Так мы победили: у нас лишь один пал на поле боя, а у них все трое. Однако это оказалась не единственная наша потеря. Рана младшего брата тоже оказалась смертельной. Он сначала сопротивлялся силой своей молодости, и я даже был удивлен, когда он вдруг испустил дух у меня прямо на руках. Никогда мне не было так грустно. Я видел себя причиной смерти этих двух многообещающих мальчишек, которых я сам, если можно так выразиться, привел на бойню. Можно себе представить, что почувствовала моя мачеха при этом известии. И мне нечего было ей ответить. Я мог бы многое сказать в свое оправдание, но мне показалось, что лучше будет дать высказаться другим. Тем более что помимо этого несчастья, которое само по себе было немалым, было и еще одно, не дававшее мне покоя ни днем ни ночью.
Хотя господин кардинал и был главной причиной нашего боя, дуэли были запрещены, и он не желал меня больше видеть, словно я был каким-то убийцей. Мне пришлось спрятаться, и мне рассказали, что меня повсюду ищут, чтобы передать в руки правосудия, и этим уже занимается господин генеральный прокурор. Ля Удиньер, остававшийся моим другом, первым предупредил меня об этом и сообщил, что господин кардинал так взбешен, что он даже не решился замолвить обо мне слово. Я тоже не стал его ни о чем просить, опасаясь, что Его Преосвященство догадается, что он виделся со мной. Мне подумалось, что полезнее будет, если он будет делать вид, что ничего обо мне не знает, а сам постарается проследить за обстановкой. Так продолжалось почти три месяца, что весьма долго для человека, вынужденного прятаться. При этом если у меня и были враги или, лучше сказать, завистники, то они не теряли зря времени, и невозможно даже представить, сколько всяких сказок они успели понарассказать обо мне господину кардиналу.
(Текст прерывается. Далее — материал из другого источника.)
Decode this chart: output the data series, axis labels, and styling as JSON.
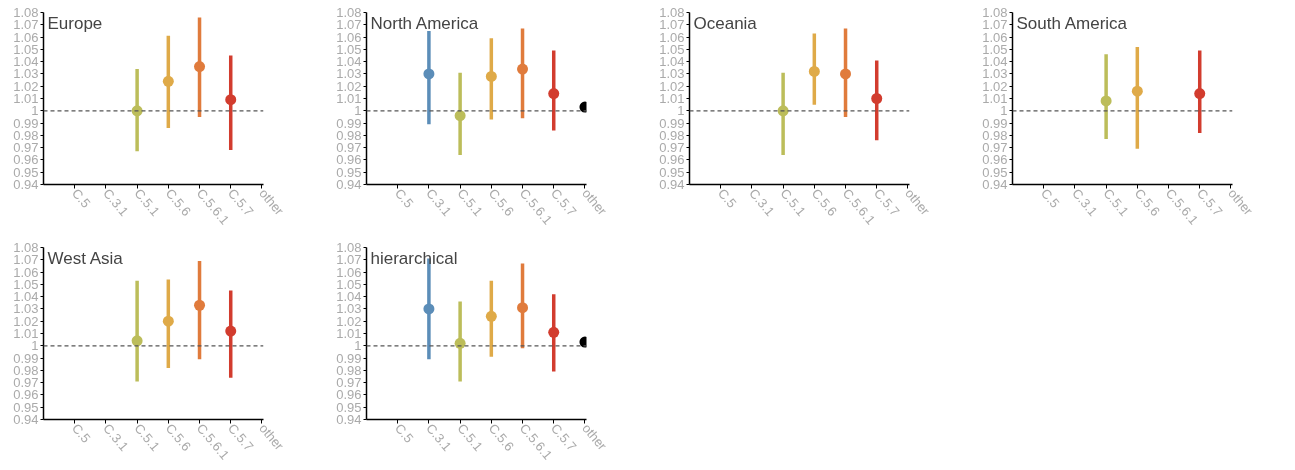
{
  "chart_data": [
    {
      "type": "scatter",
      "title": "Europe",
      "categories": [
        "C.5",
        "C.3.1",
        "C.5.1",
        "C.5.6",
        "C.5.6.1",
        "C.5.7",
        "other"
      ],
      "values": [
        null,
        null,
        1.0,
        1.024,
        1.036,
        1.009,
        null
      ],
      "errors": [
        null,
        null,
        [
          0.967,
          1.034
        ],
        [
          0.986,
          1.061
        ],
        [
          0.995,
          1.076
        ],
        [
          0.968,
          1.045
        ],
        null
      ],
      "colors": [
        "#5b8db8",
        "#5b8db8",
        "#bcbd5a",
        "#dfaa48",
        "#e07b3c",
        "#d23c2e",
        "#000000"
      ],
      "marker": "circle",
      "ylim": [
        0.94,
        1.08
      ],
      "yticks": [
        0.94,
        0.95,
        0.96,
        0.97,
        0.98,
        0.99,
        1,
        1.01,
        1.02,
        1.03,
        1.04,
        1.05,
        1.06,
        1.07,
        1.08
      ],
      "ref_lines": [
        {
          "axis": "y",
          "value": 1,
          "color": "#555555",
          "line_style": "dashed"
        }
      ],
      "grid": false
    },
    {
      "type": "scatter",
      "title": "North America",
      "categories": [
        "C.5",
        "C.3.1",
        "C.5.1",
        "C.5.6",
        "C.5.6.1",
        "C.5.7",
        "other"
      ],
      "values": [
        null,
        1.03,
        0.996,
        1.028,
        1.034,
        1.014,
        1.003
      ],
      "errors": [
        null,
        [
          0.989,
          1.065
        ],
        [
          0.964,
          1.031
        ],
        [
          0.993,
          1.059
        ],
        [
          0.994,
          1.067
        ],
        [
          0.984,
          1.049
        ],
        null
      ],
      "colors": [
        "#5b8db8",
        "#5b8db8",
        "#bcbd5a",
        "#dfaa48",
        "#e07b3c",
        "#d23c2e",
        "#000000"
      ],
      "marker": "circle",
      "ylim": [
        0.94,
        1.08
      ],
      "yticks": [
        0.94,
        0.95,
        0.96,
        0.97,
        0.98,
        0.99,
        1,
        1.01,
        1.02,
        1.03,
        1.04,
        1.05,
        1.06,
        1.07,
        1.08
      ],
      "ref_lines": [
        {
          "axis": "y",
          "value": 1,
          "color": "#555555",
          "line_style": "dashed"
        }
      ],
      "grid": false
    },
    {
      "type": "scatter",
      "title": "Oceania",
      "categories": [
        "C.5",
        "C.3.1",
        "C.5.1",
        "C.5.6",
        "C.5.6.1",
        "C.5.7",
        "other"
      ],
      "values": [
        null,
        null,
        1.0,
        1.032,
        1.03,
        1.01,
        null
      ],
      "errors": [
        null,
        null,
        [
          0.964,
          1.031
        ],
        [
          1.005,
          1.063
        ],
        [
          0.995,
          1.067
        ],
        [
          0.976,
          1.041
        ],
        null
      ],
      "colors": [
        "#5b8db8",
        "#5b8db8",
        "#bcbd5a",
        "#dfaa48",
        "#e07b3c",
        "#d23c2e",
        "#000000"
      ],
      "marker": "circle",
      "ylim": [
        0.94,
        1.08
      ],
      "yticks": [
        0.94,
        0.95,
        0.96,
        0.97,
        0.98,
        0.99,
        1,
        1.01,
        1.02,
        1.03,
        1.04,
        1.05,
        1.06,
        1.07,
        1.08
      ],
      "ref_lines": [
        {
          "axis": "y",
          "value": 1,
          "color": "#555555",
          "line_style": "dashed"
        }
      ],
      "grid": false
    },
    {
      "type": "scatter",
      "title": "South America",
      "categories": [
        "C.5",
        "C.3.1",
        "C.5.1",
        "C.5.6",
        "C.5.6.1",
        "C.5.7",
        "other"
      ],
      "values": [
        null,
        null,
        1.008,
        1.016,
        null,
        1.014,
        null
      ],
      "errors": [
        null,
        null,
        [
          0.977,
          1.046
        ],
        [
          0.969,
          1.052
        ],
        null,
        [
          0.982,
          1.049
        ],
        null
      ],
      "colors": [
        "#5b8db8",
        "#5b8db8",
        "#bcbd5a",
        "#dfaa48",
        "#e07b3c",
        "#d23c2e",
        "#000000"
      ],
      "marker": "circle",
      "ylim": [
        0.94,
        1.08
      ],
      "yticks": [
        0.94,
        0.95,
        0.96,
        0.97,
        0.98,
        0.99,
        1,
        1.01,
        1.02,
        1.03,
        1.04,
        1.05,
        1.06,
        1.07,
        1.08
      ],
      "ref_lines": [
        {
          "axis": "y",
          "value": 1,
          "color": "#555555",
          "line_style": "dashed"
        }
      ],
      "grid": false
    },
    {
      "type": "scatter",
      "title": "West Asia",
      "categories": [
        "C.5",
        "C.3.1",
        "C.5.1",
        "C.5.6",
        "C.5.6.1",
        "C.5.7",
        "other"
      ],
      "values": [
        null,
        null,
        1.004,
        1.02,
        1.033,
        1.012,
        null
      ],
      "errors": [
        null,
        null,
        [
          0.971,
          1.053
        ],
        [
          0.982,
          1.054
        ],
        [
          0.989,
          1.069
        ],
        [
          0.974,
          1.045
        ],
        null
      ],
      "colors": [
        "#5b8db8",
        "#5b8db8",
        "#bcbd5a",
        "#dfaa48",
        "#e07b3c",
        "#d23c2e",
        "#000000"
      ],
      "marker": "circle",
      "ylim": [
        0.94,
        1.08
      ],
      "yticks": [
        0.94,
        0.95,
        0.96,
        0.97,
        0.98,
        0.99,
        1,
        1.01,
        1.02,
        1.03,
        1.04,
        1.05,
        1.06,
        1.07,
        1.08
      ],
      "ref_lines": [
        {
          "axis": "y",
          "value": 1,
          "color": "#555555",
          "line_style": "dashed"
        }
      ],
      "grid": false
    },
    {
      "type": "scatter",
      "title": "hierarchical",
      "categories": [
        "C.5",
        "C.3.1",
        "C.5.1",
        "C.5.6",
        "C.5.6.1",
        "C.5.7",
        "other"
      ],
      "values": [
        null,
        1.03,
        1.002,
        1.024,
        1.031,
        1.011,
        1.003
      ],
      "errors": [
        null,
        [
          0.989,
          1.071
        ],
        [
          0.971,
          1.036
        ],
        [
          0.991,
          1.053
        ],
        [
          0.998,
          1.067
        ],
        [
          0.979,
          1.042
        ],
        null
      ],
      "colors": [
        "#5b8db8",
        "#5b8db8",
        "#bcbd5a",
        "#dfaa48",
        "#e07b3c",
        "#d23c2e",
        "#000000"
      ],
      "marker": "circle",
      "ylim": [
        0.94,
        1.08
      ],
      "yticks": [
        0.94,
        0.95,
        0.96,
        0.97,
        0.98,
        0.99,
        1,
        1.01,
        1.02,
        1.03,
        1.04,
        1.05,
        1.06,
        1.07,
        1.08
      ],
      "ref_lines": [
        {
          "axis": "y",
          "value": 1,
          "color": "#555555",
          "line_style": "dashed"
        }
      ],
      "grid": false
    }
  ]
}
Граф де Молеврье из Нормандии оказался из их числа, хотя я почитал его своим другом и даже дал ему повод считать меня таковым. Благодаря мне, например, он получил младший офицерский чин в гвардии, в котором ему сначала отказали. Потом я представил его господину графу д'Аркуру, чтобы он мог пойти вместе с ним в армию, и могу утверждать, что лишь моя протекция помогла ему. Это был благородный человек из дворянства мантии[25], каких тысячи в провинции. Но к моменту, когда я попал в опалу, он уже превратился в моего смертельного врага. Действительно, мне из многих источников доносили, что он плохо говорил обо мне господину кардиналу. Я был в ярости и только и мечтал о том, чтобы выпутаться из своих проблем, связанных с дуэлью, и восстановить справедливость.